On the face of it, the news that Rachel Reeves was planning to “ask” supermarkets to introduce a “voluntary” price cap on certain food products is just another example of an economically illiterate government flailing around for a popular idea. It seems that the plan has been been shelved for the time being after it provoked howls of derision, but look at the details and you can see how Britain’s capitalist command economy works. It has everything: price controls, punishment beatings, unrealistic visions of the anointed and demands on industry to achieve the impossible.

The proposed price caps were not so voluntary. According to the Telegraph, the supermarkets would have been “excused from some government policies” if they played ball. These included “regulation on net zero packaging policies, which charges retailers per tonne of packaging materials, and delaying a proposed obesity crackdown aimed at selling healthier food”. If the government is prepared to park these policies for the sake of being seen to do something about the cozzie livs, it would suggest that they were never terribly important in the first place. Similarly, if the prospect of not having to comply with them is an inducement to the private sector, it would suggest the policies are anti-business. And so they are, but it is no surprise to see that both of these luxury policies involve issues that obsess political pygmies: waste plastic and obesity, respectively. 

It seems that the government’s approach to controlling the price of food would have been to have the Chancellor say to retailers: “Introduce price caps or I’ll hit you with more unnecessary and expensive regulation”. If the government were serious about keeping prices down, it wouldn’t have introduced such regulation in the first place. Extended Producer Responsibility — which essentially fines companies for using plastic packaging — is expected to cost Tesco £80 million a year and business in general up to £2 billion a year.

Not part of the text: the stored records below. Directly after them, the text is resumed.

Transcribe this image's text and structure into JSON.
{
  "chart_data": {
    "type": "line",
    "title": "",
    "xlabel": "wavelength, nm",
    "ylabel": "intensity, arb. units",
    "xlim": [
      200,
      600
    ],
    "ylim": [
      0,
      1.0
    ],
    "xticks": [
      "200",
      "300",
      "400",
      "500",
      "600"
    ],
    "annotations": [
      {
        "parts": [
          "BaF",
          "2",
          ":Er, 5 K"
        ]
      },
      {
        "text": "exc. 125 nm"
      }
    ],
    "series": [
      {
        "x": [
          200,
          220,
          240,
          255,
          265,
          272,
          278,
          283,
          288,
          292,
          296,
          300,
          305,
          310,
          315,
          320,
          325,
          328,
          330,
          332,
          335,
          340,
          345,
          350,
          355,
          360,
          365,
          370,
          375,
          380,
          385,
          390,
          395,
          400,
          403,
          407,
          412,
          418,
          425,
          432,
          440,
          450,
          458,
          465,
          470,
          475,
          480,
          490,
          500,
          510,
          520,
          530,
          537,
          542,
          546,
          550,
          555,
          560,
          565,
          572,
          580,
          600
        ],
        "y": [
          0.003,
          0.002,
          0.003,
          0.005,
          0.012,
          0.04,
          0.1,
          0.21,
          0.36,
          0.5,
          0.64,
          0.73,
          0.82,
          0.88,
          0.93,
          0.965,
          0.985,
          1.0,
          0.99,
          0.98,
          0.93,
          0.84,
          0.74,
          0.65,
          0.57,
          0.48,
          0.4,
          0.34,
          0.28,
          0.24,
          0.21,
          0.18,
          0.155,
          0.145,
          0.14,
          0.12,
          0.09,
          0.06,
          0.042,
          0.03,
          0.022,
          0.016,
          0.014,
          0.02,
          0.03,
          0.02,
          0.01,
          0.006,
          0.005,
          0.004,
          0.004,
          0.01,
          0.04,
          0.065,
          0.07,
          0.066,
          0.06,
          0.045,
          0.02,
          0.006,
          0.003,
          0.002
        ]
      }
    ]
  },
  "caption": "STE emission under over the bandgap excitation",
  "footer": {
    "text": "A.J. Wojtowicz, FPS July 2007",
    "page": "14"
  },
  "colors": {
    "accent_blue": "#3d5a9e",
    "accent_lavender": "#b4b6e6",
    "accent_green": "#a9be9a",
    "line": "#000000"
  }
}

The reference to “a proposed obesity crackdown aimed at selling healthier food” is particularly interesting. This can only be a reference to new reformulation targets and is a classic piece of command capitalism. As I mentioned in a previous article, the government intends to fine supermarkets for selling too many calories. In addition, companies already have to keep salt, sugar and fat content in their products at state-prescribed levels if they want to advertise them on TV before 9pm or online at any time. Some products were reformulated at great expense before the advertising ban was introduced in January but, in an act of petty vindictiveness, the government has now decided to cut the thresholds. The changes are complicated and deeply bureaucratic, but the upshot is that the government has moved the goalposts, and food companies have been set a challenge that will be expensive at best and impossible at worst if they wish to enjoy the privilege of telling people about their products in a  supposedly free market economy.

It has done the same thing with the sugar tax. Soft drink companies who spent millions of pounds and risked a consumer backlash by lowering the sugar content of their products to get below the sugar tax’s 5g/100ml threshold will now have to reformulate again to meet the new limit of 4.5g/100ml. 

None of this has any meaningful chance of improving the health of the nation. Cheered on by business-hating “public health” fanatics, the government is toying with the food and drink industry like a cat plays with a mouse. 

The story goes back a decade to when the government introduced a “voluntary” food reformulation scheme to remove 20% of the sugar from processed food by 2020. It was a classic vision of the anointed, with a target that seems to have been based on nothing more scientific than numerology. Politicians wanted people to consume less sugar but had no idea how to go about it, and so they leant on the private sector to do it for them. Again, the scheme was only voluntary in theory. In practice, it was strongly hinted that if they didn’t reformulate their products, the companies would be hit with an advertising ban. The industry duly did its best to reduce sugar levels in breakfast cereals, yoghurts, ice cream and other product lines but the great British consumer responded by buying fewer of these items and more chocolate bars and sweets. Overall sugar consumption didn’t budge and when Boris Johnson needed something to distract the public from his handling of the pandemic in 2020, the industry got its advertising ban anyway. 

The usually docile food companies are now at the end of their tether. Faced with yet another round of reformulation, an industry insider told City AM: “There’s just so much that the government is asking businesses to look at and the costs are filtering through to consumers.” In the current year, it was quite predictable that the government would look at those rising costs and conclude that the fault lies not in itself but in “price gouging” and that answer lies not in deregulation but in price controls. 

Tell me again how we live under unfettered neoliberalism

And while price caps for food might be off the table for now, the government remains committed to introducing them by the backdoor. This week, Rachel Reeves proudly announced “new anti-profiteering powers”. Under her plans, the Competition & Markets Authority will not only “name and shame” but also fine companies that introduce “unfair price rises”. And she says that she “won’t hesitate go further if needed.”

Tell me again how we live under unfettered neoliberalism.